No one, it seems, cares to read what we put up on the CRU web page. These people just make up motives for what we might or might not have done.

Almost all the data we have in the CRU archive is exactly the same as in the Global Historical Climatology Network (GHCN) archive used by the NOAA National Climatic Data Center [see here and here].

The original raw data are not “lost.”  I could reconstruct what we had from U.S. Department of Energy reports we published in the mid-1980s. I would start with the GHCN data. I know that the effort would be a complete waste of time, though. I may get around to it some time. The documentation of what we’ve done is all in the literature.

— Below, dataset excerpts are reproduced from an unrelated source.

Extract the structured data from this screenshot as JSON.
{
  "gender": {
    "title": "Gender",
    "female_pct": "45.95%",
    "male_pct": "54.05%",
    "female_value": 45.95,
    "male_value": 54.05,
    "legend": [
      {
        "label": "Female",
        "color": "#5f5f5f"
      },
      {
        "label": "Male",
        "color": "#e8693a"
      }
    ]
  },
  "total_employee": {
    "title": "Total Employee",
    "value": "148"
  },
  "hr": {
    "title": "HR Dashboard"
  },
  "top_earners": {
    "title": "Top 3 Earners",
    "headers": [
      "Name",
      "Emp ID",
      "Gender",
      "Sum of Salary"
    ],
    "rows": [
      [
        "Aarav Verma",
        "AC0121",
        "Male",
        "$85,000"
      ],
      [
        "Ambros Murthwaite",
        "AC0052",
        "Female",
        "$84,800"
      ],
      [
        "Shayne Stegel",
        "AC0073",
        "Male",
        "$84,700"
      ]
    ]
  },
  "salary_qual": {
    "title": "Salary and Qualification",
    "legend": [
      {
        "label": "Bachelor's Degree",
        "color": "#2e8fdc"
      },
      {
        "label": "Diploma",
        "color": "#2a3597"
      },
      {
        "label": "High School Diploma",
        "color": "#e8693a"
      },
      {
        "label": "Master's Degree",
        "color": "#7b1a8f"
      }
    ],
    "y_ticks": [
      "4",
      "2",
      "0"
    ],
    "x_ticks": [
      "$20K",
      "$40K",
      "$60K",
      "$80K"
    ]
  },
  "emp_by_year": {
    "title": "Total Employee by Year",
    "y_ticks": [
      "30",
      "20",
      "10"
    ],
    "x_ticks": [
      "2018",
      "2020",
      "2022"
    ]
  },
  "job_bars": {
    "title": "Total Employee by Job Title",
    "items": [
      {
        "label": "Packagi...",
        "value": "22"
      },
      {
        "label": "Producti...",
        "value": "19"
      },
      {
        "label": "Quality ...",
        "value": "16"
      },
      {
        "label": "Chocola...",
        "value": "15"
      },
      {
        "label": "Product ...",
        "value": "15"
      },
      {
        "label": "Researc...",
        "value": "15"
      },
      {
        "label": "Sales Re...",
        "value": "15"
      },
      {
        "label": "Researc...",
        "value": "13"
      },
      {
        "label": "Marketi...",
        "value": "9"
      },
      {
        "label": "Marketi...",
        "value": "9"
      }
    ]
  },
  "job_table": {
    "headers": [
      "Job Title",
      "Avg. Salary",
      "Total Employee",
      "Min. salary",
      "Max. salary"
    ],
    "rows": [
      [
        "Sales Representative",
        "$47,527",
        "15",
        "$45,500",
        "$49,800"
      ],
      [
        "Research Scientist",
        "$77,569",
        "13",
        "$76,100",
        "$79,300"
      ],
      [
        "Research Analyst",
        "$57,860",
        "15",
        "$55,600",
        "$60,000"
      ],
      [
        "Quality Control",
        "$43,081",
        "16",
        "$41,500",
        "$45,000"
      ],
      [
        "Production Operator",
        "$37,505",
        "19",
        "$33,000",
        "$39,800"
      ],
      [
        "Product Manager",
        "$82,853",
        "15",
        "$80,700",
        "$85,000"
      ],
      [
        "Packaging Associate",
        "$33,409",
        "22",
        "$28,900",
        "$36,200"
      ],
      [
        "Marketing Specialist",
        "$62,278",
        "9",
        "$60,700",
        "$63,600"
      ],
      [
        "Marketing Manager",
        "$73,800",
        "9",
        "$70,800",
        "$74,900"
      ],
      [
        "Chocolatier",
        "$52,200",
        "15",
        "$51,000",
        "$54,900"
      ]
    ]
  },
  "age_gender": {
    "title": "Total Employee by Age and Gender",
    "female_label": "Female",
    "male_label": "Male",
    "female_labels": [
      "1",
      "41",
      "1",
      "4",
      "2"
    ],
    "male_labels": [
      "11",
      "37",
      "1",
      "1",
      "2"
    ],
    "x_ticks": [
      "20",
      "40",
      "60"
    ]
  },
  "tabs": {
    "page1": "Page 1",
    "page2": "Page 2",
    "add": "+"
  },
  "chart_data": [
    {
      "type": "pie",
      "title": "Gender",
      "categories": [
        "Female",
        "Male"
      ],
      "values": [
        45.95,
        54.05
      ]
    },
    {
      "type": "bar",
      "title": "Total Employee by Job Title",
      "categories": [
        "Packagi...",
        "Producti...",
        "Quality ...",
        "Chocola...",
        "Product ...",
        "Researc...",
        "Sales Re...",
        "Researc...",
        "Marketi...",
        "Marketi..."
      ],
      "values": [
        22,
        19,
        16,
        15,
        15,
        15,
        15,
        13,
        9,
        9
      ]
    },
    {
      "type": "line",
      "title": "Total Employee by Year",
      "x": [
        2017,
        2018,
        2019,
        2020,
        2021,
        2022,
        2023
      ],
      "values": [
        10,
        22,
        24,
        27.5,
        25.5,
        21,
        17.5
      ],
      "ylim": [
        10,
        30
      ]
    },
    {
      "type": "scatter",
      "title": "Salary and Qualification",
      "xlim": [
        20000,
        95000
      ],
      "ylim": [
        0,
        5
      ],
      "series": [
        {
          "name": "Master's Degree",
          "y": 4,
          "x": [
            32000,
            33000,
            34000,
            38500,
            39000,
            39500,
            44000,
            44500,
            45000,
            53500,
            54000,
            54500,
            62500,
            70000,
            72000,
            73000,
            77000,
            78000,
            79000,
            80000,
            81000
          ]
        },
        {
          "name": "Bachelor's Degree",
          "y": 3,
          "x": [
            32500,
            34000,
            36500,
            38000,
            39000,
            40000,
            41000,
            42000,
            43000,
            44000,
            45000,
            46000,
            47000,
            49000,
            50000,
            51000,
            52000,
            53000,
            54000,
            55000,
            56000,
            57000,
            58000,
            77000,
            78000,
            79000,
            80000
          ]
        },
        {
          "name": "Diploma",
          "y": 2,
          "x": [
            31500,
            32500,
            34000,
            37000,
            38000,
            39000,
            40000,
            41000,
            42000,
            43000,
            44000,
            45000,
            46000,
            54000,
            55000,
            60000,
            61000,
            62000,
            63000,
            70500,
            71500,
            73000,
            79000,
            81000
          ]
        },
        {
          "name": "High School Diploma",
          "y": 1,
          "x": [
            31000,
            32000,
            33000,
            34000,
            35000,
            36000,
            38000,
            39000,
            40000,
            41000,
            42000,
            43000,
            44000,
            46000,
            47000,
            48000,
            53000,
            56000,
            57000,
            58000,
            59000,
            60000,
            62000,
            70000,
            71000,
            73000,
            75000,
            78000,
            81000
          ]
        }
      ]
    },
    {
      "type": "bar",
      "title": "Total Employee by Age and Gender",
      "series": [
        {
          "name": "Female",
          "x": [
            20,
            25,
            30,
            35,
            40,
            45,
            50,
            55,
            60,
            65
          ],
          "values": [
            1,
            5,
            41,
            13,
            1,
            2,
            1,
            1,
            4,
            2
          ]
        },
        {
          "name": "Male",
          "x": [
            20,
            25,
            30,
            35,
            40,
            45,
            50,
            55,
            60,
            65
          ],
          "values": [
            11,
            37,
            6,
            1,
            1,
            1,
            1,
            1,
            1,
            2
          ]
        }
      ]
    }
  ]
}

If we have “lost” any data it is the following:

1. Station series for sites that in the 1980s we deemed then to be affected by either urban biases or by numerous site moves, that were either not correctable or not worth doing as there were other series in the region.

2. The original data for sites for which we made appropriate adjustments in the temperature data in the 1980s. We still have our adjusted data, of course, and these along with all other sites that didn’t need adjusting.

3. Since the 1980s as colleagues and National Meteorological Services (NMSs) have produced adjusted series for regions and or countries, then we replaced the data we had with the better series.

In the papers, I’ve always said that homogeneity adjustments are best produced by NMSs. A good example of this is the work by Lucie Vincent in Canada. Here we just replaced what data we had for the 200+ sites she sorted out.

The CRUTEM3 data for land look much like the GHCN and NASA Goddard Institute for Space Studies data for the same domains.

Apart from a figure in the IPCC Fourth Assessment Report (AR4) showing this, there is also this paper from Geophysical Research Letters in 2005 by Russ Vose et al.  Figure 2 is similar to the AR4 plot. 

I think if it hadn’t been this issue, the Competitive Enterprise Institute would have dreamt up something else!